G.P.196: Metabolic effects of the Compact myostatin

Abstract

The TGF-beta member myostatin is an important negative regulator of skeletal muscle mass, influencing systemic (e.g. carbohydrate) metabolism. Beyond the Smad2/3 mediated signaling events it regulates the PI3K/Akt pathway, which plays a central role in integrating of anabolic and catabolic responses. The Compact ( Cmpt ) mice carry a naturally occurring 12-bp deletion in the propeptide region of the myostatin precursor, and additional modifiers are involved in determining the full expression of the hypermuscular phenotype. The metabolic effects of the Cmpt mutation are poorly understood. According to our results, the absolute weight of the investigated hindlimb muscles and liver significantly increased in Cmpt animals compared to wild-type; however, the muscle weight/body weight ratio significantly increased and the liver weight/body weight ratio significantly decreased in Cmpt s. The total glycogen and protein amount increased in Cmpt M. tibialis anterior, M. quadriceps femoris, M. gastrocnemius and liver samples. Western blot analysis revealed that the mutation resulted in increased level of phospho-Akt (Ser473) in both muscle and liver samples despite the presence of Cmpt myostatin, indicating the absence/reduced effect of myostatin.
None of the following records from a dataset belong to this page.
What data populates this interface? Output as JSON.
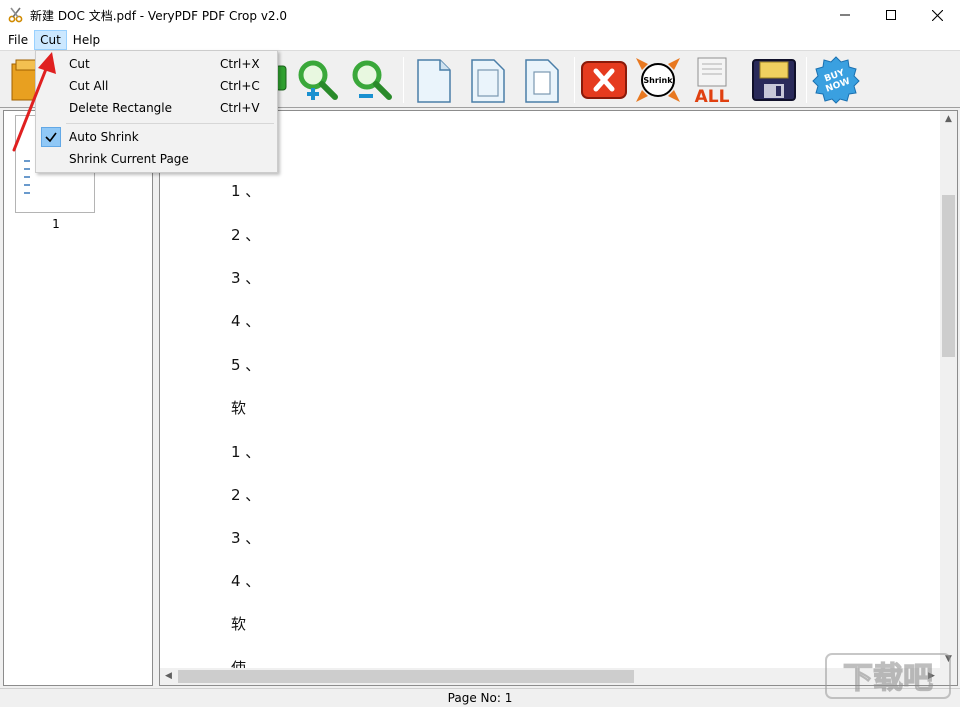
{
  "window": {
    "title": "新建 DOC 文档.pdf - VeryPDF PDF Crop v2.0",
    "app_icon": "scissors-icon",
    "controls": [
      "minimize-icon",
      "maximize-icon",
      "close-icon"
    ]
  },
  "menubar": {
    "items": [
      {
        "label": "File"
      },
      {
        "label": "Cut"
      },
      {
        "label": "Help"
      }
    ]
  },
  "cut_menu": {
    "items": [
      {
        "label": "Cut",
        "shortcut": "Ctrl+X"
      },
      {
        "label": "Cut All",
        "shortcut": "Ctrl+C"
      },
      {
        "label": "Delete Rectangle",
        "shortcut": "Ctrl+V"
      },
      {
        "label": "Auto Shrink",
        "checked": true
      },
      {
        "label": "Shrink Current Page"
      }
    ]
  },
  "toolbar": {
    "buttons": [
      "open-icon",
      "zoom-in-icon",
      "zoom-out-icon",
      "page-icon",
      "page-frame-icon",
      "page-crop-icon",
      "delete-icon",
      "shrink-icon",
      "all-icon",
      "save-icon",
      "buy-now-icon"
    ],
    "shrink_label": "Shrink",
    "all_label": "ALL",
    "buy_label_1": "BUY",
    "buy_label_2": "NOW"
  },
  "thumbnails": {
    "pages": [
      {
        "label": "1"
      }
    ]
  },
  "document": {
    "lines": [
      "1 、",
      "2 、",
      "3 、",
      "4 、",
      "5 、",
      "软",
      "1 、",
      "2 、",
      "3 、",
      "4 、",
      "软",
      "使"
    ]
  },
  "status": {
    "page_no": "Page No: 1"
  },
  "colors": {
    "menu_highlight": "#cce8ff",
    "check_bg": "#90c8f6",
    "annotation_arrow": "#e02020"
  },
  "watermark": "下载吧"
}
The glucose tolerance test revealed increased glucose uptake in peripheral tissues of Cmpt s, and the hepatic gluconeogenesis decreased determined by pyruvate tolerance test. To further assess liver function the activity of alanine transaminase (ALT) was measured in vitro, the total liver ALT activity to body mass ratio significantly decreased in Cmpt animals. In conclusion, the Cmpt mutation results in systemic consequences; it has opposite effect on the relative weight and glycogen concentration of skeletal muscle and liver, influences liver function and increases the peripheral glucose uptake.